Sadak 2 movie review
Cast: Alia Bhatt, Sanjay Dutt, Aditya Roy Kapur, Pooja Bhatt, Makrand Deshpande
Director: Mahesh Bhatt
Sanjay Dutt is involved, and maybe he’s the only one. As Sadak 2 wanders between fake slime and greedy families, while hitting the melodrama and the rest of the cast following in his footsteps, Sanjay Dutt really gets into the spirit of things. His Ravi is graying and shows his instincts, but that doesn’t stop him from coming face to face with the first baddie he sees. Don’t miss the smile on his face and the song on his lips as he does so. He brings the only moments of joy in this uniformly sad outing.
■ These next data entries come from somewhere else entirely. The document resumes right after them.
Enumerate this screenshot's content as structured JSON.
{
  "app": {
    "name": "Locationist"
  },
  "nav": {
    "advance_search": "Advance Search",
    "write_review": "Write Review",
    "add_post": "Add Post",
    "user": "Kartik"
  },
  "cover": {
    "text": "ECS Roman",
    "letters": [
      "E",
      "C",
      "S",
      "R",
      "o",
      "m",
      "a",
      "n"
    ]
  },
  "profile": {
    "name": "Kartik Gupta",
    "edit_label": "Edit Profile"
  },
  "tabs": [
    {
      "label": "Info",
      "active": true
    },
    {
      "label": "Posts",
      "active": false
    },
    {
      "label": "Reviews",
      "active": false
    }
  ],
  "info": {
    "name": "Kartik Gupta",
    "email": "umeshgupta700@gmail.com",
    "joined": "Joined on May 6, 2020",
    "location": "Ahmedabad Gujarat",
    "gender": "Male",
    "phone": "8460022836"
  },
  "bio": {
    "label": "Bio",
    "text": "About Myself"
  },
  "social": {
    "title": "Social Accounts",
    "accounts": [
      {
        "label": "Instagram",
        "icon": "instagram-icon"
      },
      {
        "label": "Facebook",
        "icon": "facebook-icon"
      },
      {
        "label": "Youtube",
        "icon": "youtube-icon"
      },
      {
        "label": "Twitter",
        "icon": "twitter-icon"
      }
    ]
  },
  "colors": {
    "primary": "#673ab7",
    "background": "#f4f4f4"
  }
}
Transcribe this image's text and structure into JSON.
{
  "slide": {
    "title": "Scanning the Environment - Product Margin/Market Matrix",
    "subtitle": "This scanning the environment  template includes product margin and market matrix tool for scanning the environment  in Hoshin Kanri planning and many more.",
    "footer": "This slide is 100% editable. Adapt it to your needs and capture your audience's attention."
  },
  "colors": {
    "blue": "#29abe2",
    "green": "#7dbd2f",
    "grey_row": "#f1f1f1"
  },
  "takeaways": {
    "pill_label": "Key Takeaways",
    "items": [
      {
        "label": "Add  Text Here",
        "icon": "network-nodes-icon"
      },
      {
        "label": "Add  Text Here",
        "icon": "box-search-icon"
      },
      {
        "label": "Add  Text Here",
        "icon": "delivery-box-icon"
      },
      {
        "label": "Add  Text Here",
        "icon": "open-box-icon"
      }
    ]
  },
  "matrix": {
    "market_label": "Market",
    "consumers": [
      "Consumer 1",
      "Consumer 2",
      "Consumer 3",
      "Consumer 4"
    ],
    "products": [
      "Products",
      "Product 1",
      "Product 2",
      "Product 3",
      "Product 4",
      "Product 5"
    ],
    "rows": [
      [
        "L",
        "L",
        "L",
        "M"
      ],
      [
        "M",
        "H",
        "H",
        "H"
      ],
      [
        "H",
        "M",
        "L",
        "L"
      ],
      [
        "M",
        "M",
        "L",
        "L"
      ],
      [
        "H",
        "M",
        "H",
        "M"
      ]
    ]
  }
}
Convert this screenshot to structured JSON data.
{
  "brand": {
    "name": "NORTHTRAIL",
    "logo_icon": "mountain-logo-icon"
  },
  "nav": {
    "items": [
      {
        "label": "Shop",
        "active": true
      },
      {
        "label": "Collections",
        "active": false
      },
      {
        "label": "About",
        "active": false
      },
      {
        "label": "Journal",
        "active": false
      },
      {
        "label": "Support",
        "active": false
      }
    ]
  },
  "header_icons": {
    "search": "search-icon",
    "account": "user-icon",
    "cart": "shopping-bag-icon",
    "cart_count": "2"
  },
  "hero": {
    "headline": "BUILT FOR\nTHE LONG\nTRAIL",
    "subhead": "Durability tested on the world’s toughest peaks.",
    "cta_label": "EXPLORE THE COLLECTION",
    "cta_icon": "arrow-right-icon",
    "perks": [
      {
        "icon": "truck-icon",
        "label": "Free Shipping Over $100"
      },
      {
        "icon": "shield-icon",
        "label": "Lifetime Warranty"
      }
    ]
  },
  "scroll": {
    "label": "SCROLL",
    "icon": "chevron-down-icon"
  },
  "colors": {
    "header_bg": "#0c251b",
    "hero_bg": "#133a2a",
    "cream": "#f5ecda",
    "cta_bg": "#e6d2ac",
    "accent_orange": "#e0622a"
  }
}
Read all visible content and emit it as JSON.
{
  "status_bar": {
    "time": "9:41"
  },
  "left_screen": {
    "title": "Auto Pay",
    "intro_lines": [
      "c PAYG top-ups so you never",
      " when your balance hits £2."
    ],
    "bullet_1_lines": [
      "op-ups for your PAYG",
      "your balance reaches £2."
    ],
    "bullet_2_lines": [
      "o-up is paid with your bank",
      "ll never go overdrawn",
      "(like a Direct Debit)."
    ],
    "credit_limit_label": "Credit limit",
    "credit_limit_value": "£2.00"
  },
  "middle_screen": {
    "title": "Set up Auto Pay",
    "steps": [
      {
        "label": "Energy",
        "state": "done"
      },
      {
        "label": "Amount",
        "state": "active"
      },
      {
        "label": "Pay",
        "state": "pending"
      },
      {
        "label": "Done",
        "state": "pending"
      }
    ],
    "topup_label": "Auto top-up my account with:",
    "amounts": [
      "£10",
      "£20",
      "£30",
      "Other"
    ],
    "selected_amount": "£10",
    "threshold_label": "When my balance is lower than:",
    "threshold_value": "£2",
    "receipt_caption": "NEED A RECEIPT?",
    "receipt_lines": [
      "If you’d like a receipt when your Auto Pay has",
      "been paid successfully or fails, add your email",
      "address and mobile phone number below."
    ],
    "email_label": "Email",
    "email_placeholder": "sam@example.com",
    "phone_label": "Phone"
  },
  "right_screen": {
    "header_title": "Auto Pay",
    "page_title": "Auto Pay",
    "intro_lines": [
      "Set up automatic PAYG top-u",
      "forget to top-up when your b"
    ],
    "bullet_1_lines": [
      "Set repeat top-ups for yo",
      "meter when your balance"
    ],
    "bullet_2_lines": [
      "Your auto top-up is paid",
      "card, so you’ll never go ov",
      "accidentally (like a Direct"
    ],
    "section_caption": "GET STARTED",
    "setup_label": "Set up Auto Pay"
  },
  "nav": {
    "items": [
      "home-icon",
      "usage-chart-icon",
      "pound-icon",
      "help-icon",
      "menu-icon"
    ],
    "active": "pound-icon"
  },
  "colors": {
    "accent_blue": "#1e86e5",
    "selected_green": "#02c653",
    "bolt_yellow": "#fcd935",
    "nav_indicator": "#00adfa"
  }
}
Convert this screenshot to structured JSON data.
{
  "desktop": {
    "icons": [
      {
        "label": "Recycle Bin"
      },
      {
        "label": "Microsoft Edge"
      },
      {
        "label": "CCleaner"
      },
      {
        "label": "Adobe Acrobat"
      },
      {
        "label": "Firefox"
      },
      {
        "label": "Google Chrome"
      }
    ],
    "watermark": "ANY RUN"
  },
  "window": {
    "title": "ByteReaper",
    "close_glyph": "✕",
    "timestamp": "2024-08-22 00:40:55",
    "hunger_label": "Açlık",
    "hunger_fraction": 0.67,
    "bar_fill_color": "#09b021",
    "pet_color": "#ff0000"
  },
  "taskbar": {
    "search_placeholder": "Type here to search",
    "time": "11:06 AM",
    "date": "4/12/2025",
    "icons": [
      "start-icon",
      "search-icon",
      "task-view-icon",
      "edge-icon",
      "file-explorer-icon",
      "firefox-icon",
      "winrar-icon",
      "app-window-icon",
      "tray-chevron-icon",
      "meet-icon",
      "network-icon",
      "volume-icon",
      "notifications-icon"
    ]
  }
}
Watch the trailer for Sadak 2
The problem with Sadak 2 is that it is so deeply ingrained in the worst aspects of ’90s cinema that all the painful intensity and action from hell for Dutt’s leather cannot free him. It is very far from the excellent cinema that Mahesh Bhatt served us in his day; I’m talking about Naam and Zakhm, Arth and Daddy. Sadak 2 regurgitates the most cliché and exaggerated pulp that Bollywood threw in the decade and before.
The themes of death, suicide, and mental illness are ubiquitous in the film and treated with all the finesse of a bull in a china shop. Grieving for his lost love, Ravi de Sanjay constantly talks about a ‘meeting in heaven’ and often tries to act on it. The only time his friend manages to drag him to the hospital, the doctor asks him what he would do if his house caught fire. Your answer involves a can of gasoline. Aarya from Alia Bhatt, who is trying to unmask a ‘dhongi baba’ named Gyaan Prakash (Makrand Deshpande), is quickly labeled insane and sent to the same doctor. It is even mentioned that she was threatened with electric shock therapy!
Sadak 2 Review: Despite Sanjay Dutt’s presence on screen, the movie doesn’t hold you back.
Written by Mahesh Bhatt and Suhrita Sengupta, the film seems dated from the start. Makrand Deshpande’s clipping of a religious ceremony straight out of a Dan Brown book. This is perhaps the only time that we really see anything remotely related to religion or faith. Alia spray paints the word ‘revenge’ on the cutout before setting it on fire. In the midst of this private Dussehra, the baba’s henchmen pursue her and she ends up in said hospital.
An heiress, Alia flees from the false slime, an ungainly phrase, it does not help how many times the film says it, who also has her hooks in her family: father Yogesh (Jisshu Sengupta) and stepmother Nandini. (Priyanka Bose). She hires Ravi, who pines for her lost love (Pooja Bhatt, seen only in portraits), to take her to Kailash to fulfill a promise she made to her dead mother. Accompanying the walk is her boyfriend (Aditya Roy Kapur). What follows are more twists than you’d see even in an Abbas-Mustan movie, and each one is more fun than the last, ultimately leading us to one of the most chilling climaxes of any movie this year.
Many veterans also made an appearance: Gulshan Grover as Dilip Hathkata and Mohan Joshi as a corrupt police officer Rajesh. Heavy with the heavy story and slow pacing, neither of them add much to Sadak 2. Even the naturally gifted Alia Bhatt fails to rise above the expository dialogue and leaden narrative.
Assemblies of the original Sadak, interspersed through this iteration, let’s never forget how undercooked this product is. And then there are the self-referential nods: Makrand’s slime appears in drag, as a nod to Sadashiv Amrapurkar’s iconic Maharani from the first film, perhaps. It looks like a cheap knockoff, very much like this movie.